Prolog also made working with lists relatively easy. It was intuitive and easy to handle lists differently when you could specifically check the head of a list for certain facts: to be specific, Prolog’s extremely powerful pattern-matching abilities. This also made it easy to extract variables within an atom (or a list), and perform specific functionality on each variable, if desired.

However, Prolog did force us to think differently than we intuitively wanted to for certain problems. For example, there were many problems where we would have used something like an if-else statement to solve it had we had the option. Instead, we were forced to find alternative methods to achieve this functionality, which included using built-in predicates like dif, cut, or even paying close attention to the order in which functions are defined.

Furthermore, debugging in Prolog was relatively straightforward because of its top-down nature. For many of our key functions, there were many helper functions involved. However, if the main function was failing, it was very simple to test each helper function individually, until the bug was found.

Building off of this same idea, yet another positive learning aspect fueled by Prolog is how it lends itself beautifully to breaking down a larger problem into many simpler sub-problems.
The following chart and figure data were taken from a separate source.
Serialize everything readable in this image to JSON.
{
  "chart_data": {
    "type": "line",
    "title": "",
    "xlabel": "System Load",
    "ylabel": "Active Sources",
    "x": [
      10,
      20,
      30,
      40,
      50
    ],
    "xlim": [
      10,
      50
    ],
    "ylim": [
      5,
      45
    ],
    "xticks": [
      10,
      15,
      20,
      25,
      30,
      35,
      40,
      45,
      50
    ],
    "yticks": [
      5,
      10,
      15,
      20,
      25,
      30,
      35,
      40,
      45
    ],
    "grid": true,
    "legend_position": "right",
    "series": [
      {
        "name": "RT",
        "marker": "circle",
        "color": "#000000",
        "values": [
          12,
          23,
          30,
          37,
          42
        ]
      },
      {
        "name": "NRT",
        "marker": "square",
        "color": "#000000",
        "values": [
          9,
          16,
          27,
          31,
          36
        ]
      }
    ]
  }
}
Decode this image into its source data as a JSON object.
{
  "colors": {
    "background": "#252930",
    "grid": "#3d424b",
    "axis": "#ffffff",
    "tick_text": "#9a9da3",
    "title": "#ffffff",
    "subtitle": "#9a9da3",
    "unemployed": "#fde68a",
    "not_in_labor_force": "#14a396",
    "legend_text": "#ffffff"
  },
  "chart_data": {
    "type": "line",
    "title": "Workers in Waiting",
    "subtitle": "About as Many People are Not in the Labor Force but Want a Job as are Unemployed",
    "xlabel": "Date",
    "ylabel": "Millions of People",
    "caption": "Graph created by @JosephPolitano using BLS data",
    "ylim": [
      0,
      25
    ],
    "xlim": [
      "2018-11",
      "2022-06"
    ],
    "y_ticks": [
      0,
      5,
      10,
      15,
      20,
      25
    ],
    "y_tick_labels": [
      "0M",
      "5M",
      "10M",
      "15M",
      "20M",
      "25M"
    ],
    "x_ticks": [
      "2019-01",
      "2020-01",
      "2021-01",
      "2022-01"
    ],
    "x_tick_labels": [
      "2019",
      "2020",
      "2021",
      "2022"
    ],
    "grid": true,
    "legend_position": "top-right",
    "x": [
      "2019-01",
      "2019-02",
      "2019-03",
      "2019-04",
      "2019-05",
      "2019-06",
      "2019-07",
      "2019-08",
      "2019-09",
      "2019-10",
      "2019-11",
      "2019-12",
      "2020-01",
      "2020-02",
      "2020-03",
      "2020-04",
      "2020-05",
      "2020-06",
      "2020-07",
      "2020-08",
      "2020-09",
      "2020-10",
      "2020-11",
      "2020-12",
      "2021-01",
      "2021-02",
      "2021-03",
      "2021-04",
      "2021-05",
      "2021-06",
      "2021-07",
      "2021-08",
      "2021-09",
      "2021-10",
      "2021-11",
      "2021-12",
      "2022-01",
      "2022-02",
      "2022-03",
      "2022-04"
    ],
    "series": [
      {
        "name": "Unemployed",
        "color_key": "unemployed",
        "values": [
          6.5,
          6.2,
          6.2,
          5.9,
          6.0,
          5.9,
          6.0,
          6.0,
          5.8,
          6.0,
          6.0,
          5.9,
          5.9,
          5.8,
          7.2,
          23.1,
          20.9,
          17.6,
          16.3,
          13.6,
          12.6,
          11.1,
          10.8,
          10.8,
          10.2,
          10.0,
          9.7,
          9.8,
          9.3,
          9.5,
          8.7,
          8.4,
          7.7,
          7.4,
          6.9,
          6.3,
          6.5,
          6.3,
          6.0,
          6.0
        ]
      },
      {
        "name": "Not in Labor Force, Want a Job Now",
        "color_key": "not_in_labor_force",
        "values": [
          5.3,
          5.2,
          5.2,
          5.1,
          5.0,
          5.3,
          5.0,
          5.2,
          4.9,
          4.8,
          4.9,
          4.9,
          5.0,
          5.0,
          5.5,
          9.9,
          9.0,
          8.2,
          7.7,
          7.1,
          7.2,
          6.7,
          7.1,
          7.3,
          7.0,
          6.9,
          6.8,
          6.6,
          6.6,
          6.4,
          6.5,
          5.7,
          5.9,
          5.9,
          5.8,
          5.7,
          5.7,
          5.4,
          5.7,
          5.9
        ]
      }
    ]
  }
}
While the initial problem we were trying to tackle felt overwhelming, by focusing on each very small subpart, we were able to stitch together many working subparts to create a cohesive whole.

Prolog also provided functions to handle making http requests. This was very useful when using API calls to provide the program with facts. However, figuring out how to use the built in library was not as straightforward as it could have been. For example, there were different ways of providing authentication and it was difficult to tell which way was correct based on the documentation and error messages. It was also made more difficult getting built-in libraries when single quotes and double quotes were processed differently.